A digital data collection form was used to extract the following information from patient medical records: age at the time of referral for radiation therapy, gender, race, TNM stage, laterality of disease (invasive or in situ), histological diagnosis, molecular subtype classification, and the time interval from surgery to initiation of radiation therapy. Additional treatment-related parameters were obtained from the radiation treatment planning system, including the radiation schedule administered (3-week vs. 1-week), use of a boost, radiation technique employed, application of motion management techniques such as deep inspiration breath hold (DIBH), and whether radiation dose constraints were met. The acute toxicities documented included acute dermatitis, pneumonitis, oesophagitis and radiation-related fatigue, which were graded according to the Common Terminology Criteria for Adverse Events (CTCAE).13

Radiation therapy technique

Patients were planned according to the original FAST-Forward trial protocol, with adaptations made in accordance with institutional guidelines to meet radiotherapy planning constraints – specifically, dose limits designed to minimise normal tissue toxicity.14 Computed tomographic (CT) simulation was performed with patients positioned supine and immobilised on a breast board with arms elevated.
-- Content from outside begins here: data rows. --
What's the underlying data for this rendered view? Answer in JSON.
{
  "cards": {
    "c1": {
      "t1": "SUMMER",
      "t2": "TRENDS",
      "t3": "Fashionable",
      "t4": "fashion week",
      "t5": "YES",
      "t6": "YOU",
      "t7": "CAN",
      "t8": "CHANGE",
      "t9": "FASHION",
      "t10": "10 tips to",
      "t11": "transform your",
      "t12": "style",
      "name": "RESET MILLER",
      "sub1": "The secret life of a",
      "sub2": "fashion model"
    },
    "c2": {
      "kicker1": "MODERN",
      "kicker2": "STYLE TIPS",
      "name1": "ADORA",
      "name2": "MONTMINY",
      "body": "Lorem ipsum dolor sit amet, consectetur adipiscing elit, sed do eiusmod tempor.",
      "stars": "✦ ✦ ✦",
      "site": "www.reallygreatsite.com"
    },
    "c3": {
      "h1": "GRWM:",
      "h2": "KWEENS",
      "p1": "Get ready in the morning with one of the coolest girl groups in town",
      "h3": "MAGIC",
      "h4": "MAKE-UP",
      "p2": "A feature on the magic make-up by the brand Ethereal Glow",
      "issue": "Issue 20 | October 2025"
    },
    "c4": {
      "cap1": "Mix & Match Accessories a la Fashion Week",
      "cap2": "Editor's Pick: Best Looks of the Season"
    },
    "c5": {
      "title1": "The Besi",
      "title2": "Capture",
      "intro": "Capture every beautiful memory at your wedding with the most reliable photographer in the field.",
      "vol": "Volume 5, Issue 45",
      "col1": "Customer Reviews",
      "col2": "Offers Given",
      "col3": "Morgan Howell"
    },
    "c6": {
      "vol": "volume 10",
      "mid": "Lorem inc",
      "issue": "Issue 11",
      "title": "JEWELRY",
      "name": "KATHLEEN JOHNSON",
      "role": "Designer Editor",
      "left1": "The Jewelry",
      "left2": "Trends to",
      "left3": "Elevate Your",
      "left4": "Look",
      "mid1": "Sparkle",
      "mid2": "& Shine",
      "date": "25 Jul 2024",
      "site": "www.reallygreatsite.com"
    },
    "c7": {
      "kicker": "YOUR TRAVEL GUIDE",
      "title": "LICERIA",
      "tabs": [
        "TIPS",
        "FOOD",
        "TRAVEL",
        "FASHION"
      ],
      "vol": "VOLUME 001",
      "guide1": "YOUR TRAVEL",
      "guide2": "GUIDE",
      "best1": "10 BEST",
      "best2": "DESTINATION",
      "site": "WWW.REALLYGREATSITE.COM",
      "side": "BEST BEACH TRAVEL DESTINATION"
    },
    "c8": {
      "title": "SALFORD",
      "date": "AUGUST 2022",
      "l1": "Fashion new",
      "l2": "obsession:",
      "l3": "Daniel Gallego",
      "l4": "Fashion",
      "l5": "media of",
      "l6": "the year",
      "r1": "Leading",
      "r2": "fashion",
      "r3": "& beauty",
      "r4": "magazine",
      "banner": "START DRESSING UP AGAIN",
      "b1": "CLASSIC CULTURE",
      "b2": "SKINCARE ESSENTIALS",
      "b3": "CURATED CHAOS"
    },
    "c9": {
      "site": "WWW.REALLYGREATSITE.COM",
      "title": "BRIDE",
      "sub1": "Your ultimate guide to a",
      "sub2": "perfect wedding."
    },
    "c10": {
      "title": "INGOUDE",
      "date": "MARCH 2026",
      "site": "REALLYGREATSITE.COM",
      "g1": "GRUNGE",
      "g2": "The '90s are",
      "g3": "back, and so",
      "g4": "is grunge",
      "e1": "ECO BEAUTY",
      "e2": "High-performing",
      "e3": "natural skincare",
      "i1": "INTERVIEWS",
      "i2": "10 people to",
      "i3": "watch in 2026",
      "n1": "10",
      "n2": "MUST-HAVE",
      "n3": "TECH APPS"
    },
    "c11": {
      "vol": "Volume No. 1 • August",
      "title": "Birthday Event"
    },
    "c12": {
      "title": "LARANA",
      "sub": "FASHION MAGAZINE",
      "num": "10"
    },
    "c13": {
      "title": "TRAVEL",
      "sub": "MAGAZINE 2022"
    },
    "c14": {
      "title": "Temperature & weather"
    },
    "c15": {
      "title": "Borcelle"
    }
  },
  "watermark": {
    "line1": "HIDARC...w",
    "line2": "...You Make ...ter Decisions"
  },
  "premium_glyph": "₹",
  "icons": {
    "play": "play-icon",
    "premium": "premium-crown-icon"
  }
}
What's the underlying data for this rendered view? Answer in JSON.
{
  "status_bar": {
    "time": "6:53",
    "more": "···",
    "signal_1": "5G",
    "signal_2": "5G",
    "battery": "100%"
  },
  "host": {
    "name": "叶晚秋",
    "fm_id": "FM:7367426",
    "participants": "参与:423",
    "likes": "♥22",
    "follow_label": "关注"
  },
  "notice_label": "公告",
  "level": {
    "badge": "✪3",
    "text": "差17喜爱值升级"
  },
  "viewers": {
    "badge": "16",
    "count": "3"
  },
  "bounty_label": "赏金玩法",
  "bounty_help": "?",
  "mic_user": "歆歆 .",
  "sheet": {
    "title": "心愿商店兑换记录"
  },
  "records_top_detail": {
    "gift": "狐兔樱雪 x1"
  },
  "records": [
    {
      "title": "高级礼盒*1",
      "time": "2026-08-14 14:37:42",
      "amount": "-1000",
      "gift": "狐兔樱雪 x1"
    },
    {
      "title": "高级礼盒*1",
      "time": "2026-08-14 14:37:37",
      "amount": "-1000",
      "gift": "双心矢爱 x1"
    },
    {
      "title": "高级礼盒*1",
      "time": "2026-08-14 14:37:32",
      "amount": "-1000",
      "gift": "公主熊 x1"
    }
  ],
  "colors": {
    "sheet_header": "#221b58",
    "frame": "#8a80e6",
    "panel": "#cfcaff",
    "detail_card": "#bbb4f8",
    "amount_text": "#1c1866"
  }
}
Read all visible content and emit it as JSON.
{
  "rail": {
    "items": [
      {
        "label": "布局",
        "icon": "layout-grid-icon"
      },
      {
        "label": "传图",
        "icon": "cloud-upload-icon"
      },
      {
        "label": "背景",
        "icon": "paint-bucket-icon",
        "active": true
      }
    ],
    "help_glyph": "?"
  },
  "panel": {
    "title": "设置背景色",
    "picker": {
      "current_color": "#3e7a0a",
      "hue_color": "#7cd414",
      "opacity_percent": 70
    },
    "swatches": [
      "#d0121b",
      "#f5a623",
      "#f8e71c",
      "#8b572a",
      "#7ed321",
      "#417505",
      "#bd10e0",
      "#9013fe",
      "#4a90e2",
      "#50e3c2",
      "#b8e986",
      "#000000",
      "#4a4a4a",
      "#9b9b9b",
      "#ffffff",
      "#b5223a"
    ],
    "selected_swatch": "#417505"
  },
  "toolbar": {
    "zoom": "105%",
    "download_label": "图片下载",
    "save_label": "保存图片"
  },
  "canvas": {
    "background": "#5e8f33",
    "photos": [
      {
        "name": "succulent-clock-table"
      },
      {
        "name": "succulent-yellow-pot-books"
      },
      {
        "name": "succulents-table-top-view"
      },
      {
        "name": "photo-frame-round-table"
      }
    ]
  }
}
For patients with left-sided tumours who were prescribed the 1-week regimen, DIBH was employed during simulation to reduce cardiac radiation exposure. Patients unable to sustain breath hold and those with risk factors for cardiotoxicity – such as underlying cardiovascular comorbidities, advanced age, or prior exposure to anthracycline-based chemotherapy or anti-HER2 agents – were reassigned to the 3-week regimen.

A three-dimensional conformal radiation therapy (3D-CRT) technique using opposed tangential fields was used in most cases. If normal tissue constraints could not be met with 3D-CRT, treatment was escalated to a Volumetric Modulated Arc Therapy (VMAT) technique.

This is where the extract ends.